In order to avoid this problem, an input reactance in a reception state for receiving data and an input reactance in a detection state for detecting a resonant state are separately provided. In FIG.9, an input reactance section 4 is the input reactance in the reception state, and an input reactance section 43 is the input reactance in the detection state. At the time of effecting no communication or at the beginning of communication, a receiver 1 is in the detection state, and a1 and c1 are connected with each other in a switch 44 (shown in FIG.9). When resonance occurs on the transmission side and a detecting section 9 detects this state, a data output start signal is output to a demodulating section 8, and a1 is connected with b1 in the switch 44 by using a switching signal.

As means for returning to the detection state, there are a method of providing a timer in the detecting section 9 and changing the switching signal after a predetermined period to return to the detection state and a method of providing a carrier wave detection circuit or a data detection circuit in the demodulating section 8 and changing the switching signal to return to the detection state when a carrier wave or the data is no longer detected, and both these methods can be used (not shown).

In this fourth embodiment, a reactance value of a variable reactance is set to a value enabling occurrence of the resonance or a close value when a packet including the data is output like the first to third embodiments, and it is set to a value enabling occurrence of no resonance in any other case, thereby realizing communication with further high isolation.

Moreover, the reactance section 36 depicted in FIG.6 or a variable reactance section that changes a reactance value based on a voltage value from the outside may be used. In case of adjusting to a reactance value enabling occurrence of the resonance based on automatic control, adjustment is carried out when outputting a packet, and a reactance value is deviated from an optimum value when outputting no packet.

Additionally, when an optimum gain of a pre-amplifying section 6 differs depending on the reception state and the detection state, a gain varying/pre-amplifying section 45 that can switch gains is used. FIG.10 shows a block diagram in this case.

In order to improve a reception sensitivity, adopting a structure where the reception state in which the amplifier with low noise and a high gain is required can be switched to/from the detection state in which the amplifier having relatively high noise and a low power consumption can reduce the power consumption when receiving no data.

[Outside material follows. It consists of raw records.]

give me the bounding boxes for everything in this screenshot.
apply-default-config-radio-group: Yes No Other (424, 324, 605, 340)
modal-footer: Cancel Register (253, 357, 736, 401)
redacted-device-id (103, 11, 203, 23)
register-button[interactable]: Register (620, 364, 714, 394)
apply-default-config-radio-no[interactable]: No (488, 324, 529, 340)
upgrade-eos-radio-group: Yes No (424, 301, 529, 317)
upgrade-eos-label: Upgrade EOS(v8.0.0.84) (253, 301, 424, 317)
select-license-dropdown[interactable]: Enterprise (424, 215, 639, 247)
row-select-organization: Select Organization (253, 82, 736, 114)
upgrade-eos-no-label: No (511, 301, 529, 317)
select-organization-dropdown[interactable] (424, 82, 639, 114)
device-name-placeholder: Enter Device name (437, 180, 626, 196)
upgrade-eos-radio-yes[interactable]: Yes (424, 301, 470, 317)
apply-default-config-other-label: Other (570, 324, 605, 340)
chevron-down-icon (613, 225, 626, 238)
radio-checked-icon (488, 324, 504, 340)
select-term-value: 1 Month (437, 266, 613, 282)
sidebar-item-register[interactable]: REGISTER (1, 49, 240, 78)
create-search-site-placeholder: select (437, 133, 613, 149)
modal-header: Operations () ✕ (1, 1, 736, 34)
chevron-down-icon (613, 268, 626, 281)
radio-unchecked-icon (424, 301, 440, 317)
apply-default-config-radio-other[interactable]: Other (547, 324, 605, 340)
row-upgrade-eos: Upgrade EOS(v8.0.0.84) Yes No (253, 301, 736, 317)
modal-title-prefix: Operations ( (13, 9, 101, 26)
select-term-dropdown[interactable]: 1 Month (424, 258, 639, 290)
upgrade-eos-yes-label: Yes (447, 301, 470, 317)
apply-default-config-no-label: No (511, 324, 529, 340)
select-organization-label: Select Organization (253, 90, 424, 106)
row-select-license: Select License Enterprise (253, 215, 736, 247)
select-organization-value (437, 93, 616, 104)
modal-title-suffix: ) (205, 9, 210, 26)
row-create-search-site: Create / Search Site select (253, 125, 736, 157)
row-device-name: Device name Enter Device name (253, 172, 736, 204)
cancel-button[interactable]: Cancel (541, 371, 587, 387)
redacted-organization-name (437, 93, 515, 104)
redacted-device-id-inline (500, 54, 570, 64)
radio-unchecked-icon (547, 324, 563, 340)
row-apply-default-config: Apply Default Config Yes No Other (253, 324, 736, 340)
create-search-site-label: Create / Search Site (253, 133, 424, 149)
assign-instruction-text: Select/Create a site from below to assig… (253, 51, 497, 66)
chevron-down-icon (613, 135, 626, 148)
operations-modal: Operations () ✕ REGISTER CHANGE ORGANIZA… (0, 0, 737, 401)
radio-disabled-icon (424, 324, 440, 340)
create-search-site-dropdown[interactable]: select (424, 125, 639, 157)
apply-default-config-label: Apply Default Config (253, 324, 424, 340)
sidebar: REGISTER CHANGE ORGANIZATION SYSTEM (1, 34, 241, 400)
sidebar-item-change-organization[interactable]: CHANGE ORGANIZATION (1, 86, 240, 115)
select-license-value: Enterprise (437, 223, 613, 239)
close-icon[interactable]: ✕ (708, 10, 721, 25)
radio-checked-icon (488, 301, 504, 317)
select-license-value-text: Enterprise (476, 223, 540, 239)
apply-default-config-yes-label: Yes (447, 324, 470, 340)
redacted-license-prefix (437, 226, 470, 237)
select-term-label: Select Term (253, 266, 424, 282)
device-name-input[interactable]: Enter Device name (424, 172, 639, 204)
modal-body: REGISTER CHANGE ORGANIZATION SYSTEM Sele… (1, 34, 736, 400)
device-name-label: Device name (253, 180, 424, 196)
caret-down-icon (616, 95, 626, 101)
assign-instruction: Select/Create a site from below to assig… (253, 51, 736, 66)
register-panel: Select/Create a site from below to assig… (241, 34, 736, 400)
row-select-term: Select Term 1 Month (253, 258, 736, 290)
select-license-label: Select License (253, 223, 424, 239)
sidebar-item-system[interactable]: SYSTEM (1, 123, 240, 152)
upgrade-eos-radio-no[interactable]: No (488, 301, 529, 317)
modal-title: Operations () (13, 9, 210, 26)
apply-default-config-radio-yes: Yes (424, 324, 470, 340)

It is to be noted that a frequency of the detection signal is different from that of communication in FIG.10, but the same frequency may be used. FIG.11 shows a block diagram in this case.

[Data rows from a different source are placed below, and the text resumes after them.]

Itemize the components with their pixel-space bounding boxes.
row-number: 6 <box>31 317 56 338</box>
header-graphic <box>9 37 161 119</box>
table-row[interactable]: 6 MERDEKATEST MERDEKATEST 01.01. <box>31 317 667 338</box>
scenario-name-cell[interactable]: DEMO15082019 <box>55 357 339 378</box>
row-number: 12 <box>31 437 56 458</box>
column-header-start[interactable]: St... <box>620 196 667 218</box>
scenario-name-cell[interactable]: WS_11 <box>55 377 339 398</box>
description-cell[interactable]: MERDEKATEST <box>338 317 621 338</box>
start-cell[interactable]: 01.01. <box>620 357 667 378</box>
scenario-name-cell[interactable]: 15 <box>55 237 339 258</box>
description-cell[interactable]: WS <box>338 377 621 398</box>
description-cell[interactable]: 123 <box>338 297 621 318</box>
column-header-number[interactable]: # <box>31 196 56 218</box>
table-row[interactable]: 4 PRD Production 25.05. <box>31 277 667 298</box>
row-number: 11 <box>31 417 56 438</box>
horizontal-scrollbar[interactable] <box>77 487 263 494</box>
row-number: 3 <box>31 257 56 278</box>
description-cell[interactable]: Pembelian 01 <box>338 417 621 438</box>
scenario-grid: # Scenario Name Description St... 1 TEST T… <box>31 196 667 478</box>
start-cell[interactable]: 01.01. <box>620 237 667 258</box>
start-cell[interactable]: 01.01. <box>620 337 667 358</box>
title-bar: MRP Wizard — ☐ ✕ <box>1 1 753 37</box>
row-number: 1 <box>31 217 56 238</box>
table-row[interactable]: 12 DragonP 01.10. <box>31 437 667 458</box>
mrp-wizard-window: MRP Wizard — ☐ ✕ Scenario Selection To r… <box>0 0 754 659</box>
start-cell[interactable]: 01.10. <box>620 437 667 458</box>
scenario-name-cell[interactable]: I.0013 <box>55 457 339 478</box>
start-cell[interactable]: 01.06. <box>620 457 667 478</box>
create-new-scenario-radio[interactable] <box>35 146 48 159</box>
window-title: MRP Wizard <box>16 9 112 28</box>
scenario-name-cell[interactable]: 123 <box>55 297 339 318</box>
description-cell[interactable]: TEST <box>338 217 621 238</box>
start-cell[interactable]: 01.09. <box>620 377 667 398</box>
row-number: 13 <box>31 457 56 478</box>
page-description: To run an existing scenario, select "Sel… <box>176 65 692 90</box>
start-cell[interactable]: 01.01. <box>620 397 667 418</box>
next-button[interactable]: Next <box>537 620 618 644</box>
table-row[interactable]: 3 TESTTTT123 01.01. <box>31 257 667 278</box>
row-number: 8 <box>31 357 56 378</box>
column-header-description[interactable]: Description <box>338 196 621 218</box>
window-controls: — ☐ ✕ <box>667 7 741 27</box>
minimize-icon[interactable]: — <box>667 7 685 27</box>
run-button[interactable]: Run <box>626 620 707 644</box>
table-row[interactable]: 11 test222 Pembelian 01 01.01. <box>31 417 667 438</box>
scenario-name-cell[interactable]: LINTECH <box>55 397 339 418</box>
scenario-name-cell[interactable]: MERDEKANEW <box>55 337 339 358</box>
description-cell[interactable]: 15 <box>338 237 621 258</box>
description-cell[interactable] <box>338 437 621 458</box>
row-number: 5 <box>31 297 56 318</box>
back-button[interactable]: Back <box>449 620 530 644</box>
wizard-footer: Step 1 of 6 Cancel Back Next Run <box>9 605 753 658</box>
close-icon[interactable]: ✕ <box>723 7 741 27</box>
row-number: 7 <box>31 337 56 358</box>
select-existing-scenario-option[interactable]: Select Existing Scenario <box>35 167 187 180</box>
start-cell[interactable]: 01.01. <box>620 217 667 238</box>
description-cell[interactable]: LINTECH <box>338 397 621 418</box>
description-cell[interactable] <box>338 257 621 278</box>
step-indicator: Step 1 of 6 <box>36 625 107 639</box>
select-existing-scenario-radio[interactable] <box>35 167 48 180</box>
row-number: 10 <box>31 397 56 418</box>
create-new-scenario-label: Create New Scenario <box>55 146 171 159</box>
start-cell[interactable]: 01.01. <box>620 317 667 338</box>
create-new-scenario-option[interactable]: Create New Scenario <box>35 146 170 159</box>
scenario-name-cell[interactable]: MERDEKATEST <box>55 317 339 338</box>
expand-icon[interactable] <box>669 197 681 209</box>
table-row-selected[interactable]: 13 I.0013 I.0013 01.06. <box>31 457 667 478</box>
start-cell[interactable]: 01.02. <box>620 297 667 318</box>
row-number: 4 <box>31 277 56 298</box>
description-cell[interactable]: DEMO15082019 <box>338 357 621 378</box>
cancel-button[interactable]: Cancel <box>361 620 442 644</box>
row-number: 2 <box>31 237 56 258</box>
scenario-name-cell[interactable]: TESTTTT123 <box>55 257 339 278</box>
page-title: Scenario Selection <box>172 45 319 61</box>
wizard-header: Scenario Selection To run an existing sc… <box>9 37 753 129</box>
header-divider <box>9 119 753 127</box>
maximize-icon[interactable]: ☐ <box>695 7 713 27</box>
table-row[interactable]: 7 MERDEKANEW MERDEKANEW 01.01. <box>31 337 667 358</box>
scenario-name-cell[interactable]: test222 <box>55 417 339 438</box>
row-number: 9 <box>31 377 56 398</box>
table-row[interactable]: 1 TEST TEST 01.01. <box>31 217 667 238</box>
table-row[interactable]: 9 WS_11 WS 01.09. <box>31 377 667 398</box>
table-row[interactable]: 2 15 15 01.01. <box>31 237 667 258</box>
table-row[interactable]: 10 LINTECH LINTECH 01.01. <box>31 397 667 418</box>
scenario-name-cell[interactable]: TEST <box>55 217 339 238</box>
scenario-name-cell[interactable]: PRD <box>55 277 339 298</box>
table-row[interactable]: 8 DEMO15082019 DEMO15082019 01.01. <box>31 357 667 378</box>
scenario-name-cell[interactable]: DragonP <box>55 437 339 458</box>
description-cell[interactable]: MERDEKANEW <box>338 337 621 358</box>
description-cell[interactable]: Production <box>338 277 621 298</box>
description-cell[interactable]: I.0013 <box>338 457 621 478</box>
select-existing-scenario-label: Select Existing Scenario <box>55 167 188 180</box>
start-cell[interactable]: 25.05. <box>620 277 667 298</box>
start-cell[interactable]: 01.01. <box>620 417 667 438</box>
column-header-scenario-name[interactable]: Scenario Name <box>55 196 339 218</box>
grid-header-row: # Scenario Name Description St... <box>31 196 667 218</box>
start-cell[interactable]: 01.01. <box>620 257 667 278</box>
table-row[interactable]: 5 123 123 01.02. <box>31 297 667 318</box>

The transmitter alone is used in the portable terminal and the receiver alone is used in the installed type device in the first to fourth embodiments, but a transceiver having a transmission/reception function may be used to perform two-way communication.

FIG.12 shows a structural view of a transceiver according to a fifth embodiment. In this drawing, switching between transmission and reception is carried out by changing over a transmission/reception changeover switch 53 based on a transmission/reception switching signal. At the time of reception, a2 is connected with b2, thereby connecting an electrode 12 with a transmitting section 51. On the other hand, at the time of transmission, a2 is connected with c2 to connect the electrode 12 with a transmitting section 51. According to this transmission/reception changeover switch 53, a reception signal can be prevented from leaking to the transmitting section 51 at the time of reception.

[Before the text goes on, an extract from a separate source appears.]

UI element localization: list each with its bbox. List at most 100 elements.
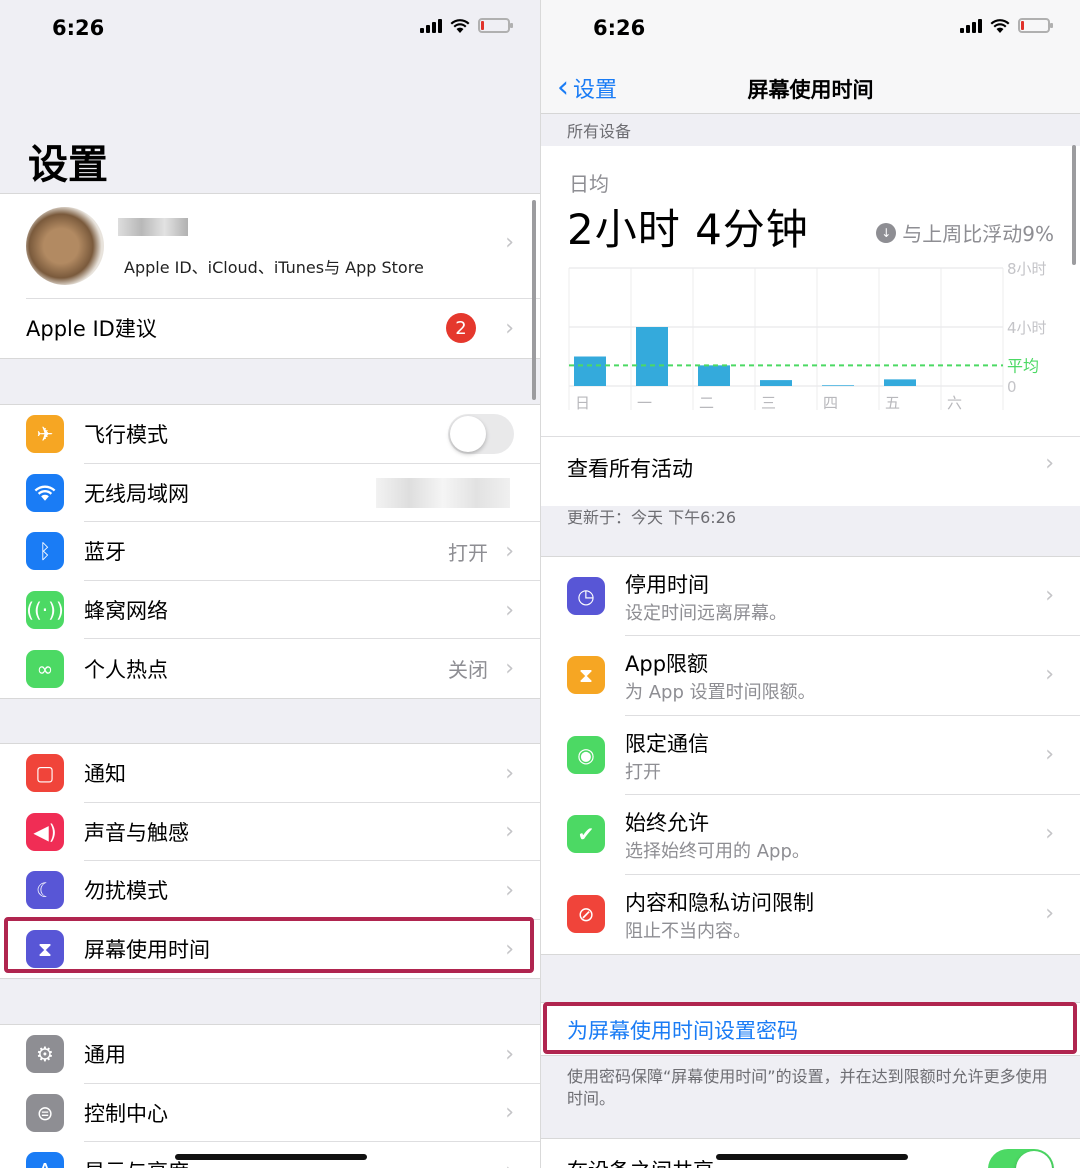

It is to be noted that the receiving section explained in the first embodiment is adopted as a receiving section in FIG.5, but the receiving section described in the second to fourth embodiments may be adopted.

According to the present invention, adopting a mechanism that comes into contact with the reception electrode in the receiver and receives data only when the reactance section in the transmitter and a stray capacitance of the transmitter or a human body resonate enables providing the receiver, the transceiver, and the electric field communication system with high isolation that can block the data from a parasitic communication path.